Abstract

National guidelines for cerebrospinal fluid (CSF) xanthochromia testing have recently been updated. 1 Our Lincolnshire-wide pathology network decided to audit our practices against these guidelines, notably those standards relating to specimen requirements, transport and specimen handling/analysis.
A retrospective audit of 281 CSF xanthochromia requests received between 1 September 2008 and 31 October 2009 was undertaken and we also compared the results with clinical outcomes.
A number of points and audit failures have emerged.
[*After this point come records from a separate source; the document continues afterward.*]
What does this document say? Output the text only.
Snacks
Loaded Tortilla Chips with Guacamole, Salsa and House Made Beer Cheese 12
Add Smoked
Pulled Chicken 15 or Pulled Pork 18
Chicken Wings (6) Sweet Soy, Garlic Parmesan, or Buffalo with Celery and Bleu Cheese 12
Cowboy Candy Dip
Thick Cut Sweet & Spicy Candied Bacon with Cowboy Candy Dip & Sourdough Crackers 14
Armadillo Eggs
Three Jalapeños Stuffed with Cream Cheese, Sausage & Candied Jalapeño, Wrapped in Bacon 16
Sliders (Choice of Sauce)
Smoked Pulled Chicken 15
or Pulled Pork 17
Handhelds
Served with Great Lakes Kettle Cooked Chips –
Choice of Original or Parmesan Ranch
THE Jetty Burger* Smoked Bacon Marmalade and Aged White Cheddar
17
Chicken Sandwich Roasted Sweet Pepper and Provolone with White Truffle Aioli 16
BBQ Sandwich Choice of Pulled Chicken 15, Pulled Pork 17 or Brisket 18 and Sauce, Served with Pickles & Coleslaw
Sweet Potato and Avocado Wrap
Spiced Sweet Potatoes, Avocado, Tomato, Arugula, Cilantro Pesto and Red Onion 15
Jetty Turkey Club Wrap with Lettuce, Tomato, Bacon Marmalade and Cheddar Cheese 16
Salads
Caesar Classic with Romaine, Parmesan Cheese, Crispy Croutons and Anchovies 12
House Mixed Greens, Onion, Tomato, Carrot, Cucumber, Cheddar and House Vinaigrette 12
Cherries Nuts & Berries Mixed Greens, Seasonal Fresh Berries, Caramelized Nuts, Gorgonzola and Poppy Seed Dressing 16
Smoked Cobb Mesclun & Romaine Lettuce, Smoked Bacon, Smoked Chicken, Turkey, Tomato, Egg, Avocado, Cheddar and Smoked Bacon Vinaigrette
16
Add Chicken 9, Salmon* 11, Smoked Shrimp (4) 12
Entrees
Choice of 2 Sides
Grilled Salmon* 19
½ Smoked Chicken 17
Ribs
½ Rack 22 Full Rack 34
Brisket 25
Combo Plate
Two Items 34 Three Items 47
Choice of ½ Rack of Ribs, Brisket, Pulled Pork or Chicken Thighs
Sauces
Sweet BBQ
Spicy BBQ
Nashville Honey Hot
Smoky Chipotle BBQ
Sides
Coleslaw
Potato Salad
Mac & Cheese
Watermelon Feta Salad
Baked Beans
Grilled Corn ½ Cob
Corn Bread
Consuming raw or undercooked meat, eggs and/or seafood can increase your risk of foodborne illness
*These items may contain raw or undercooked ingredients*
In particular, our standard operating procedures must be improved in order to comply fully with current guidelines to ensure that:
Where possible, four CSF samples are taken and the sample used for analysis is logged (only 7 of 281 samples were confirmed to be sample 4 [2.5%]); Samples are always protected from light (compliance rate 84/281 [65%]); Use of pneumatic tube is prohibited and recorded in every case (this is not systematically recorded on all sites and therefore compliance is variable); A blood sample is simultaneously taken for bilirubin and total protein (compliance rate 241/281 [86%]); A computed tomography scan is always done prior to CSF sampling and reported as negative (confirmed compliance rate 266/281 [95%]); Samples are taken at least 12 hours post onset of symptoms (compliance rate 252/281 [90%]); Samples are transported to the laboratory in a timely manner (27/281 samples [10%] took > 3 hours to get to the lab, but note that some labs within the network are >30 miles apart); Samples are centrifuged with one hour and stored in the dark prior to testing (this is not systematically recorded but confirmed compliance rate 74/281 [26%]).
Five patients with an elevated net bilirubin absorbance (NBA) also had an elevated CSF protein concentration. Four of these patients had either viral or bacterial meningitis and one had Guillain–Barré syndrome. The guideline suggests that where NBA is >0.007 and the net oxyhaemoglobin absorbance (NOA) is ≤0.02, or NOA >0.02 but with no visible oxyhaemoglobin peak and the CSF protein is >1.0 g/L, the CSF analysis should be reported as ‘Increased CSF bilirubin. This finding may be consistent with: SAH; an increased bilirubin accompanying the increased CSF protein; or other source of CSF blood. Interpret with caution in relation to SAH especially if within the first week of event’ (SAH, subarachnoid haemorrhage).
1
Given our experiences we will, from now on, be very cautious when interpreting elevated NBA in cases where the CSF protein is elevated, particularly when meningitis is being considered in the differential diagnosis. In these cases it is vital to have close dialogue with medical colleagues to avoid potential misinterpretation or overemphasis of the importance of the xanthochromia results. Interestingly, this issue was also recently discussed on the UK Association for Clinical Biochemistry discussion list and the consensus was to always discuss results with clinical teams, especially when CSF xanthochromia requests are not vetted by laboratory staff. 2
Given these findings, we would encourage all laboratories that provide a xanthochromia service to review their practice against the new guidelines. We intend to undertake a follow-up audit in one year once we have addressed the above shortcomings.